A unified variational framework for the inverse Kohn-Sham problem

Abstract

The inverse Kohn-Sham (KS) problem seeks a local effective potential whose noninteracting ground state reproduces a prescribed electron density. Although many inversion formulations and schemes have been developed, they are often formulated in disparate languages, including reduced variational optimization, penalty regularization, response-based iteration, and PDE-constrained optimization. In this work, we develop a unified framework for inverse KS theory in two steps. First, we identify the fixed-density noninteracting constrained search and its density-potential duality as the natural variational anchor of the inverse KS problem. In this setting, the KS potential appears as the variational dual object associated with density reproduction, reducing to the familiar multiplier picture in regular regimes. Second, building on this anchor, we classify major inversion formulations according to how the KS state equations and density-reproduction condition are treated within the optimization architecture, with orbital orthonormality retained as an additional structural constraint.
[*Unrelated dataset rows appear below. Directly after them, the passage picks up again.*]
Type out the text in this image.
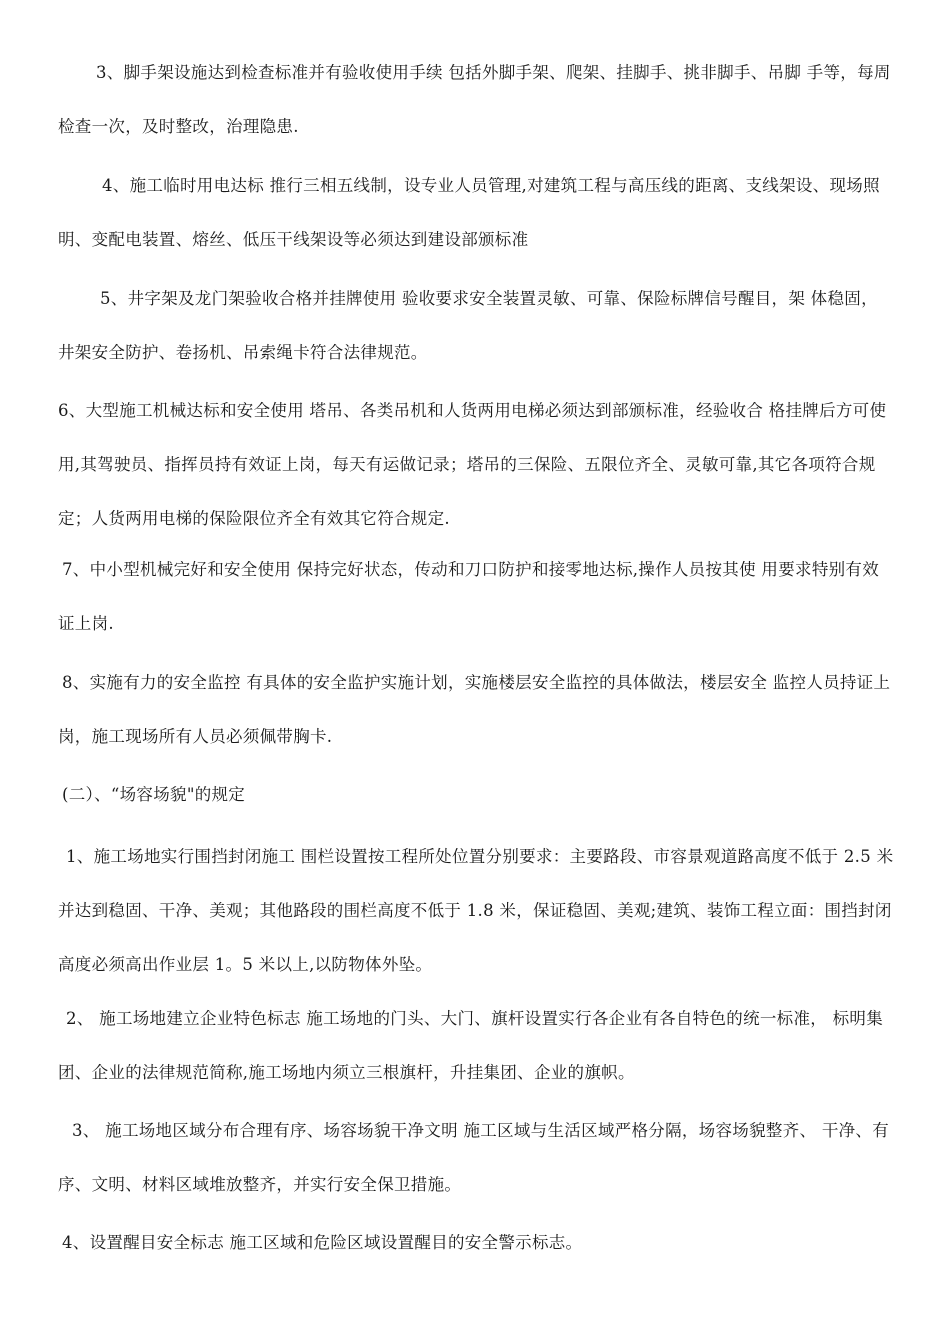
3、脚手架设施达到检查标准并有验收使用手续 包括外脚手架、爬架、挂脚手、挑非脚手、吊脚 手等，每周检查一次，及时整改，治理隐患.

4、施工临时用电达标 推行三相五线制，设专业人员管理,对建筑工程与高压线的距离、支线架设、现场照明、变配电装置、熔丝、低压干线架设等必须达到建设部颁标准

5、井字架及龙门架验收合格并挂牌使用 验收要求安全装置灵敏、可靠、保险标牌信号醒目，架 体稳固，井架安全防护、卷扬机、吊索绳卡符合法律规范。

6、大型施工机械达标和安全使用 塔吊、各类吊机和人货两用电梯必须达到部颁标准，经验收合 格挂牌后方可使用,其驾驶员、指挥员持有效证上岗，每天有运做记录；塔吊的三保险、五限位齐全、灵敏可靠,其它各项符合规定；人货两用电梯的保险限位齐全有效其它符合规定.

7、中小型机械完好和安全使用 保持完好状态，传动和刀口防护和接零地达标,操作人员按其使 用要求特别有效证上岗.

8、实施有力的安全监控 有具体的安全监护实施计划，实施楼层安全监控的具体做法，楼层安全 监控人员持证上岗，施工现场所有人员必须佩带胸卡.

(二）、“场容场貌"的规定

1、施工场地实行围挡封闭施工 围栏设置按工程所处位置分别要求：主要路段、市容景观道路高度不低于 2.5 米并达到稳固、干净、美观；其他路段的围栏高度不低于 1.8 米，保证稳固、美观;建筑、装饰工程立面：围挡封闭高度必须高出作业层 1。5 米以上,以防物体外坠。

2、 施工场地建立企业特色标志 施工场地的门头、大门、旗杆设置实行各企业有各自特色的统一标准， 标明集团、企业的法律规范简称,施工场地内须立三根旗杆，升挂集团、企业的旗帜。

3、 施工场地区域分布合理有序、场容场貌干净文明 施工区域与生活区域严格分隔，场容场貌整齐、 干净、有序、文明、材料区域堆放整齐，并实行安全保卫措施。

4、设置醒目安全标志 施工区域和危险区域设置醒目的安全警示标志。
Within this framework, the Wu-Yang formulation appears as a potential-space reduced multiplier formulation, the Zhao-Morrison-Parr construction as a quadratic-penalty relaxation, and PDE-constrained approaches as explicit state-constraint formulations at the orbital level. Rather than comparing inversion formulations primarily at the level of implemented algorithms, the present work develops an optimization-theoretic formulation map. This viewpoint identifies where additive-constant ambiguity, asymptotic normalization, nonsmooth variational structure, metric choice, and weak-gap instability enter different inversion architectures, and it makes explicit how major inversion approaches are connected and where algorithmic design choices arise.